A cor do pacote
Lançado com grande alarde após uma reunião de um dia inteiro entre o presidente Lula e o ministro da Fazenda Fernando Haddad, o pacote de ajuste fiscal conseguiu algo que há muito tempo uma medida econômica não conseguia em nosso país: desagradou todo mundo! O poderoso mercado foi o que mais esperneou com as medidas, pois isentou-se imposto de trabalhadores, o quenão é comum, afinal quem mais paga imposto é o mercado, leia-se: as empresas, “claro, na visão do mercado”. Então que negócio é esse, de isentar do imposto de renda o trabalhador, e quem vai pagar essa conta?
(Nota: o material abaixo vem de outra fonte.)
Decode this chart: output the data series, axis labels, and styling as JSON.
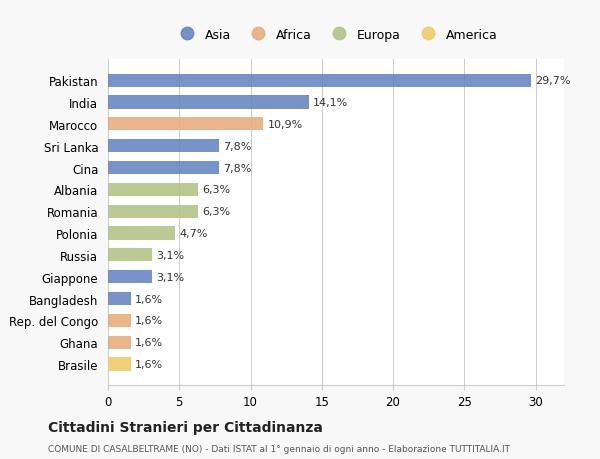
{
  "countries": [
    "Pakistan",
    "India",
    "Marocco",
    "Sri Lanka",
    "Cina",
    "Albania",
    "Romania",
    "Polonia",
    "Russia",
    "Giappone",
    "Bangladesh",
    "Rep. del Congo",
    "Ghana",
    "Brasile"
  ],
  "values": [
    29.7,
    14.1,
    10.9,
    7.8,
    7.8,
    6.3,
    6.3,
    4.7,
    3.1,
    3.1,
    1.6,
    1.6,
    1.6,
    1.6
  ],
  "labels": [
    "29,7%",
    "14,1%",
    "10,9%",
    "7,8%",
    "7,8%",
    "6,3%",
    "6,3%",
    "4,7%",
    "3,1%",
    "3,1%",
    "1,6%",
    "1,6%",
    "1,6%",
    "1,6%"
  ],
  "continents": [
    "Asia",
    "Asia",
    "Africa",
    "Asia",
    "Asia",
    "Europa",
    "Europa",
    "Europa",
    "Europa",
    "Asia",
    "Asia",
    "Africa",
    "Africa",
    "America"
  ],
  "colors": {
    "Asia": "#6080C0",
    "Africa": "#E8A878",
    "Europa": "#B0C080",
    "America": "#F0C860"
  },
  "legend_order": [
    "Asia",
    "Africa",
    "Europa",
    "America"
  ],
  "title": "Cittadini Stranieri per Cittadinanza",
  "subtitle": "COMUNE DI CASALBELTRAME (NO) - Dati ISTAT al 1° gennaio di ogni anno - Elaborazione TUTTITALIA.IT",
  "xlim": [
    0,
    32
  ],
  "xticks": [
    0,
    5,
    10,
    15,
    20,
    25,
    30
  ],
  "background_color": "#f8f8f8",
  "bar_background": "#ffffff"
}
A arrecadação de impostos brasileiros é uma história de injustiça e desigualdades. O Brasil possui um dos sistemas tributários mais complexos e desiguais do mundo, em quehistoricamente os pobres e pretos são os principais contribuintes, pagando na fonte dos seus salários e em tudo que consomem, inclusive alimentos. E se tem algo de positivo nesse pacote é a isenção de imposto de renda para a faixa de quem ganha até R$ 5.000 por mês, exatamente onde se encontra a faixa média de trabalhadores negros, ganhando entre R$ 2.858 e R$ 4.956.
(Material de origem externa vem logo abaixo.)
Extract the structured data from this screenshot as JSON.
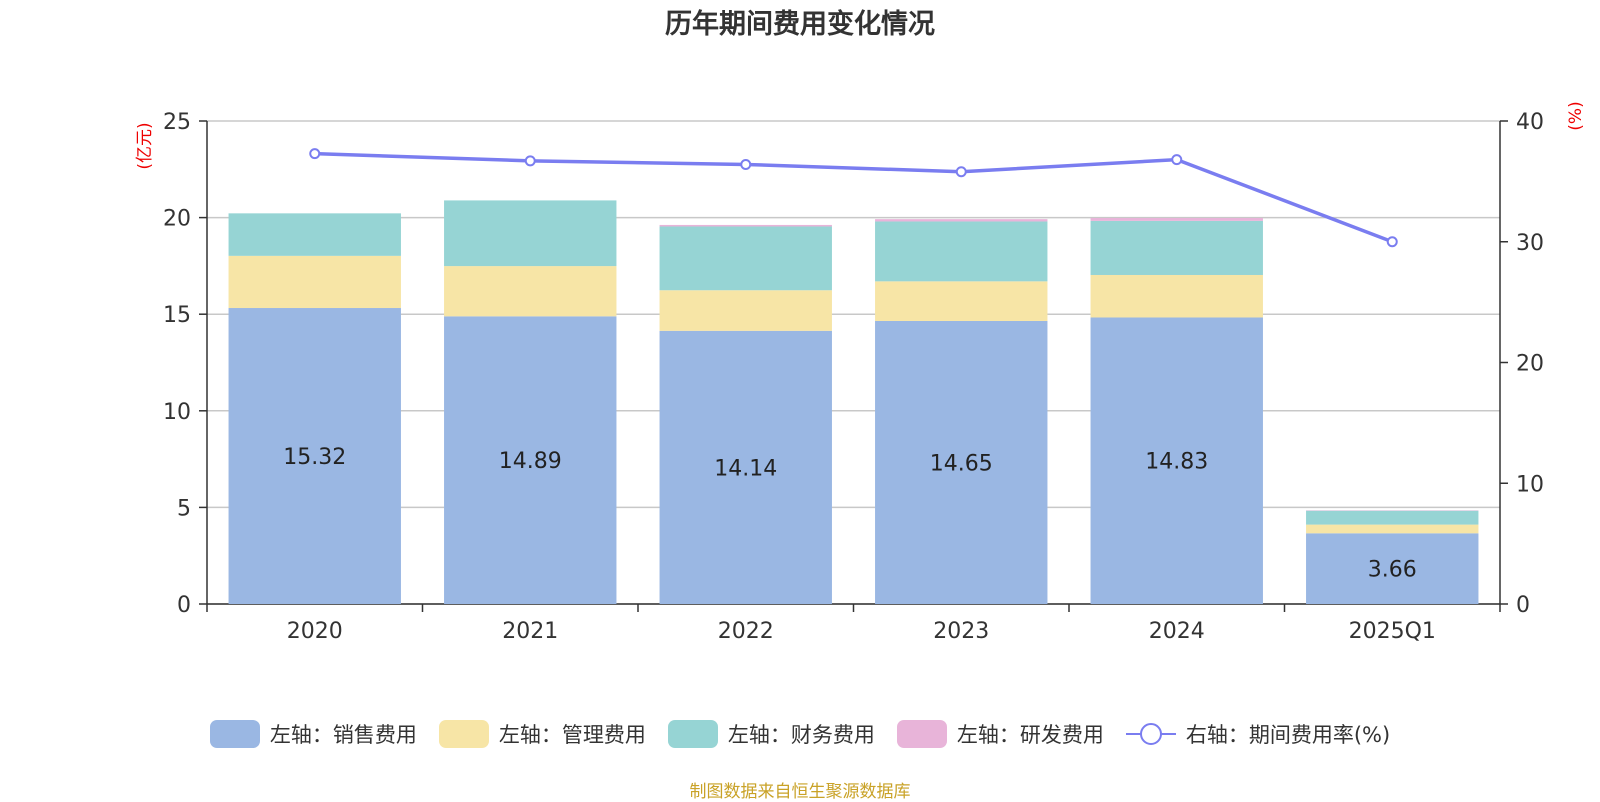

Analisando nossos impostos indiretos (ICMS, IPI, ISS), que incidem sobre o consumo, também aparece a camada mais pobre, consequentemente preta, da população brasileira que gasta mais proporcionalmente à sua renda em bens essenciais. Na outra ponta estão as grandes empresas e corporações, que recebem benefícios fiscais, reduzindo sua carga tributária. Exemplo disso têm sido as empresas automobilísticas, campeãs em isenção de impostos nas últimas décadas. Ainda temos que lembrar da sonegação de impostos, que é comum entre os ricos, enquanto os pobres não têm como escapar da tributação.
Outro fator a ser lembrado são as diferenças salariais entre negros e brancos, uma das marcas das nossas desigualdades. Dados do IBGE (Instituto Brasileiro de Geografia e Estatística) demonstram que a maioria da população que recebe até R$ 5.000 é formada por pessoas negras; já a presença negra no grupo dos super-ricosbrasileiros é simplesmente inexistente nessa parcela em que 1% da população tem rendimento médio equivalente a 39,2 vezes o rendimento dos 40% dos brasileiros, como mostram números divulgados pelo IBGE, que foi alvo da taxação desse pacote. Talvez partam daí as principais críticas do mercado, que tem seus dirigentes nessa faixa salarial, geralmente homens brancos, como mostram as pesquisas.
No mais, existem pontos altos e pontos baixos nas medidas, como o aumento do salário mínimo, que continuará subindo acima da inflação mas com teto, por conta do arcabouço fiscal, mas também tem medida positiva, como o fim da aposentadoria especial para parentes de militares que foram expulsos das Forças Armadas. Outro ponto positivo é o de limitar salários de servidores públicos a R$ 44.000, justíssimo, afinal o salário mínimo aqui é de R$ 1.412, mais uma vez salário esse da maioria da população preta e pobre desse país.
É cedo para dizer se o pacote é mais positivo ou negativo para a população preta e pobre, que é a maioria da população desse país. Também não sabemos como sairá esse pacote depois dos acréscimos, emendas e mexidas quando for votado no Congresso, mas uma coisa é certa, a julgar pela chiadeira geral do mercado e de outros setores da população: esse pacote já se caracterizou como o mais polêmico e mais diverso dos últimos tempos.